The basic premise is that the history of any product or technology will give you clues to its future and trajectory. Using the story from Genesis, the article outlines what happened in each of the last six decades and concludes that the sole purpose of the Internet is to connect different bits of information where they are held. The browser and search succeeded because they assisted in moving people from place to place. It ended with the speculation that the model of moving from place to place was not what people really want. We want to have content served the way we like it. There are simply too many destinations to remember, bookmark of otherwise keep track of. It concluded with the following:
The marketer with a lot of content has a choice – entice people to come to their site which is an ever increasing expense, or relax the assumption about destination and focus on the distribution [of content].

So what's changed?

First, social activities on the Internet have gone from niche to mainstream.

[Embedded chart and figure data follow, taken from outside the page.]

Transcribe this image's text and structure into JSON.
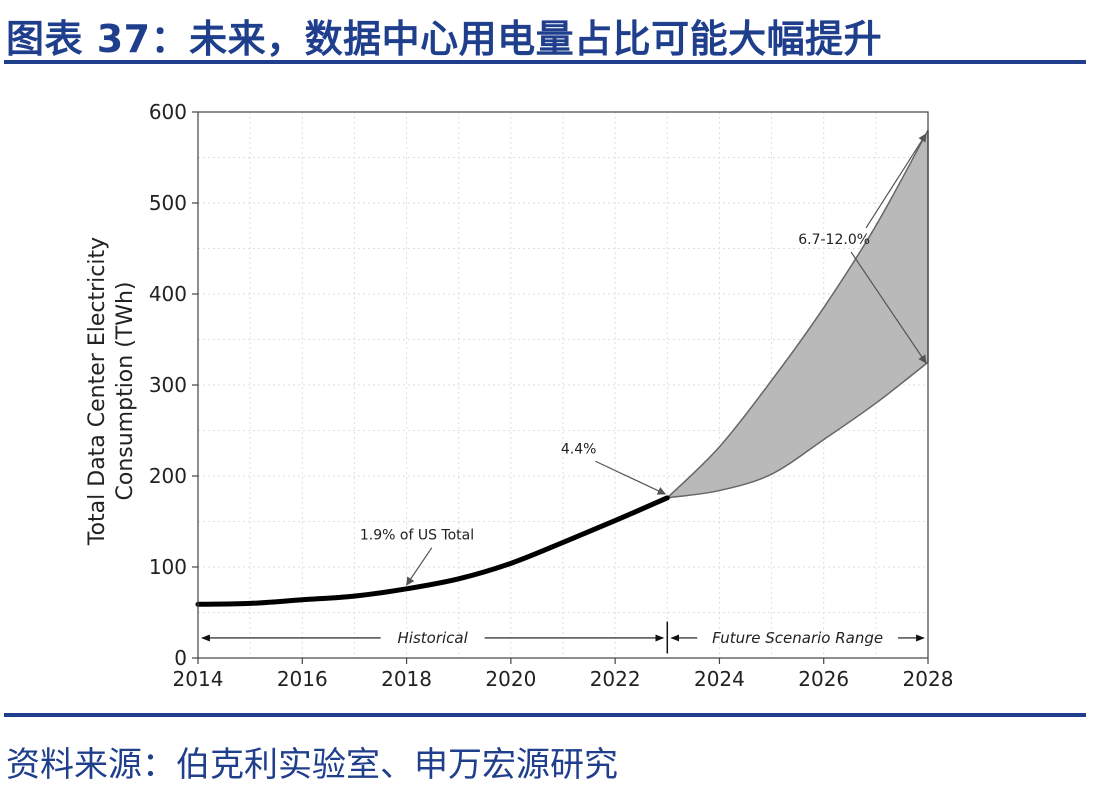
{
  "figure": {
    "title": "图表 37：未来，数据中心用电量占比可能大幅提升",
    "source": "资料来源：伯克利实验室、申万宏源研究"
  },
  "chart_data": {
    "type": "line",
    "title": "",
    "xlabel": "",
    "ylabel_lines": [
      "Total Data Center Electricity",
      "Consumption (TWh)"
    ],
    "xlim": [
      2014,
      2028
    ],
    "ylim": [
      0,
      600
    ],
    "x_ticks": [
      2014,
      2016,
      2018,
      2020,
      2022,
      2024,
      2026,
      2028
    ],
    "y_ticks": [
      0,
      100,
      200,
      300,
      400,
      500,
      600
    ],
    "grid": true,
    "historical": {
      "x": [
        2014,
        2015,
        2016,
        2017,
        2018,
        2019,
        2020,
        2021,
        2022,
        2023
      ],
      "y": [
        59,
        60,
        64,
        68,
        76,
        87,
        104,
        127,
        151,
        176
      ]
    },
    "scenario_high": {
      "x": [
        2023,
        2024,
        2025,
        2026,
        2027,
        2028
      ],
      "y": [
        176,
        232,
        305,
        385,
        475,
        580
      ]
    },
    "scenario_low": {
      "x": [
        2023,
        2024,
        2025,
        2026,
        2027,
        2028
      ],
      "y": [
        176,
        184,
        202,
        240,
        280,
        325
      ]
    },
    "colors": {
      "historical": "#000000",
      "scenario_fill": "#b9b9b9",
      "scenario_edge": "#666666"
    },
    "annotations": [
      {
        "text": "1.9% of US Total",
        "text_xy": [
          2018.2,
          130
        ],
        "targets": [
          [
            2018,
            78
          ]
        ]
      },
      {
        "text": "4.4%",
        "text_xy": [
          2021.3,
          225
        ],
        "targets": [
          [
            2023,
            178
          ]
        ]
      },
      {
        "text": "6.7-12.0%",
        "text_xy": [
          2026.2,
          455
        ],
        "targets": [
          [
            2028,
            578
          ],
          [
            2028,
            322
          ]
        ]
      }
    ],
    "ranges": [
      {
        "label": "Historical",
        "from": 2014,
        "to": 2023,
        "y": 22
      },
      {
        "label": "Future Scenario Range",
        "from": 2023,
        "to": 2028,
        "y": 22
      }
    ],
    "divider_x": 2023
  }
}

In the aggregate these tools account for more activity than email and rank only behind search. It is well established that display advertising fails to effectively redirect people away from where they're comfortable.

Second, technologies are advancing quickly to support the transfer of data as opposed to the maintenance of a connection. Broadband and streaming are becoming mainstream as well.

Driven in a large part by the social media sphere there have been numerous examples of the implications of these changes.
  • Contact forms will move from a site to social profiles as noted on Web Strategist. This also suggests that lead form and landing pages will go the way of the carrier pigeon.
  • Twitter is built on a variety of technical backbones making it nearly completely portable with more than 50% of the activity happening on non-Internet sites. The fact that it doesn't require content to work (like Google) makes it extremely flexible.
  • Web 3.0, semantic web, etc. is loosely defined as finding and consuming the content not the container. Like any food we aren't interested in the wrapper, just the content.
  • The source of information may no longer be known as a 'site' as tools like Apture continue to push the edge of content mixing.
  • Company news is being converted to consumable and findable chunks by the social media news rooms like pitchengine or newscactus.
It seems we are on a trajectory for a 'destination free web'.